How does an author come up with an idea like this?
I don’t mean any disrespect to Amy Engel. This is a legitimate question I am asking. How does an author come up with a concept for a novel that is so deeply disturbing, strange and sinister? I don’t know where this sort of plot could possibly spring from – it must be from a mind much more creative, or perhaps haunted, than mine. It would really make a good basis for the next season of American Horror Story or something!
The Roanoke Girls is a controversial novel…that much is probably an understatement. As many other reviewers have mentioned, it’s virtually impossible to say anything about the plot without giving it away. I’ve also seen reviewers mention that it is best to go into The Roanoke Girls knowing as little as possible about it, and I have to agree with that. The plot is so twisted and unsettling that I feel the right kind of reader will enjoy reading it with that minor description alone, without looking up a synopsis prior. And any sort of real synopsis would have to contain major spoilers anyway.

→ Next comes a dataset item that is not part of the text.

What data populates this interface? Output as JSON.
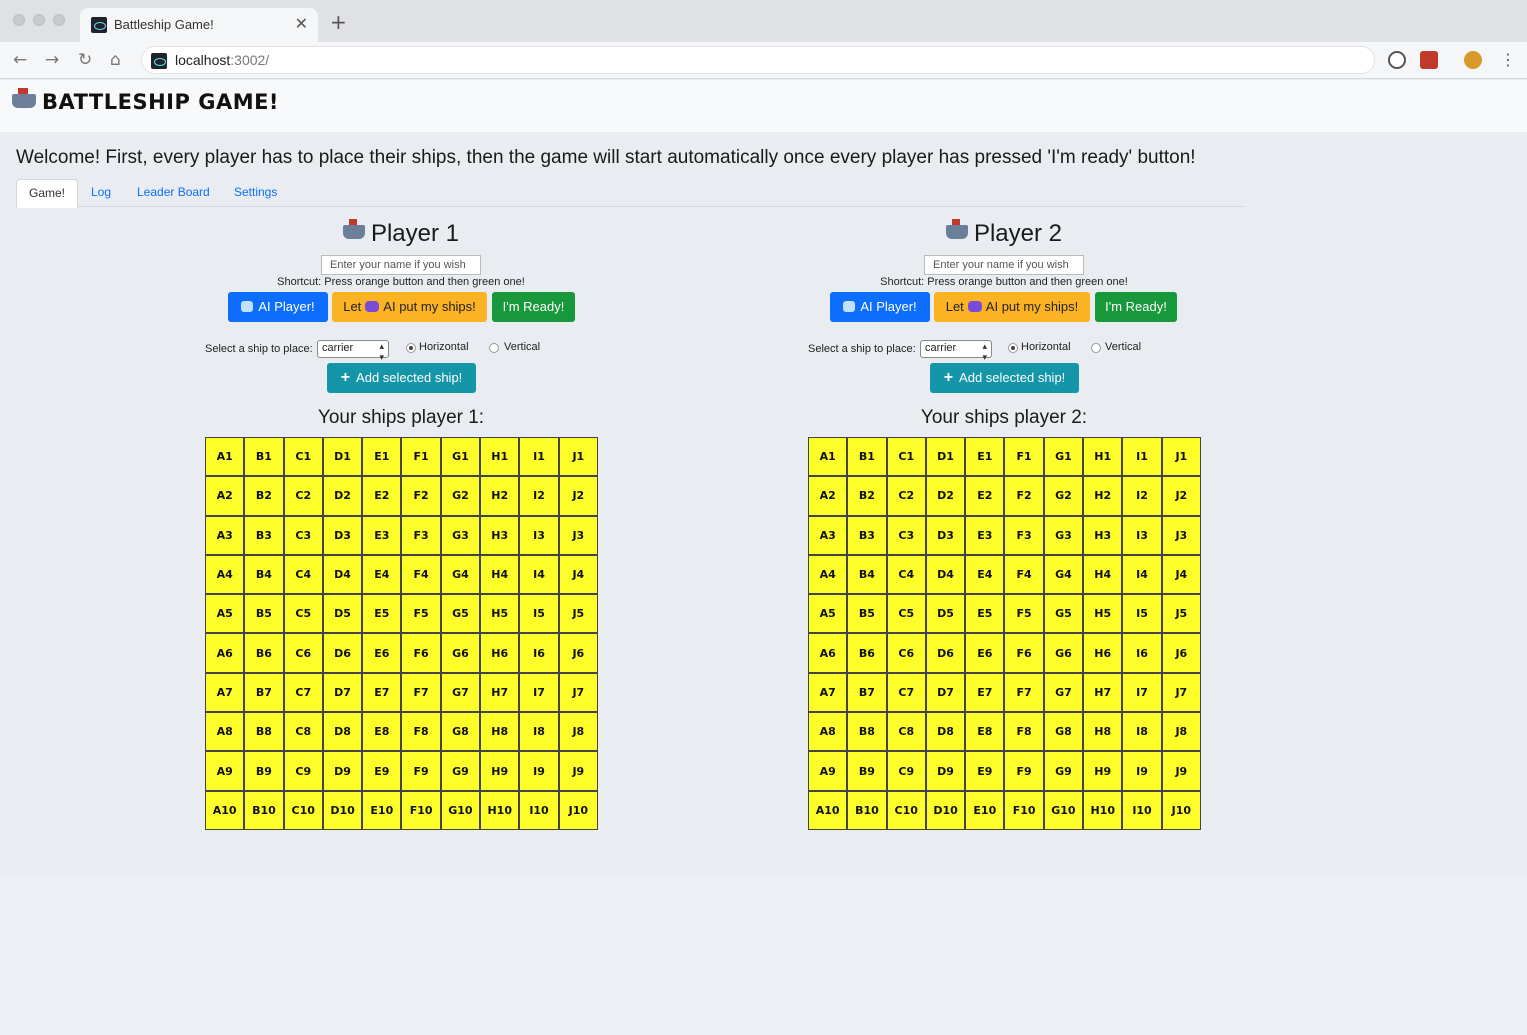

That being said, The Roanoke Girls is absolutely not the sort of novel that every reader should dive into, and even readers of primarily mysteries or thrillers should give it serious consideration before picking it up. Although it is compulsively and addictively written, it also deals with subject matter that can be extremely upsetting at times, such as sexual abuse, sexual manipulation and child abuse, to name a few. Other reviewers have listed the exact triggers far more thoroughly and accurately than I ever could, and I would encourage any reader who is thinking of picking up The Roanoke Girls to read one or two spoiler free reviews before doing so to be sure that it is the right novel for them. For many it isn’t, and I can certainly understand why!
Having said all of this, and considering that I did find the relationships in The Roanoke Girls to be very dysfunctional and in some cases disgusting, I did actually enjoy reading the novel. I think this is largely down to how it is written: Engel creates a narrator in Lane Roanoke who is at once hardened and emotional, world-weary and trusting. Lane was definitely my favourite part of the novel because, although she is very damaged in many ways, she is also unfailingly loyal and loving in a lot of surprising ways too. She is also fearless without denying her fears, brave without keeping her eyes closed to the injustices and inhumanities of the world, and her quick wit, sharp comebacks and sarcasm really endeared me to her. She surely isn’t a perfect character, or even a perfect and unbiased narrator for that matter, but she is interesting and complex, and I appreciated that as a reader. There was a lot to unpack in all of the characters, but particularly in Lane who I believe hides so much turmoil and angst amidst her narration.
For whatever reason, I couldn’t put The Roanoke Girls down, even in the moments when it disturbed me, and I found that I blazed through it when I sat down to read. Despite that, though, one major criticism I have with it is the pacing. While Lane is a great narrator and the story itself is addictive in that the reader wants to get to the bottom of the puzzle and mystery that is the Roanoke family, a lot of the family’s secrets are revealed at the very start of the novel, and then nothing much happens, no situations change and no new details are revealed, until much later in the story. It felt, to me, like there was some dead/dry space in the middle of the story, when Lane is waiting for her cousin Allegra to be found. Although the flashing back between past and present helped some, I still got the sense, after plowing through around 70 pages in the middle of the novel in one sitting, that nothing much had happened and that the story wasn’t moving forward at all and had pretty much stayed put. At the same time though, like I mentioned, I couldn’t stop reading…so this is a paradox I haven’t yet figured out.
To summarize this rambly review: The Roanoke Girls was fascinating – that’s probably the best word I can use to describe it. It will turn your stomach at times, you’ll want to put it down or throw it against a wall, but it is guaranteed to get a reaction from you, whatever it may be. I’m glad I read it and found out what all the hype was about, but I don’t know that I would rush out to read another novel just like it anytime soon (or ever).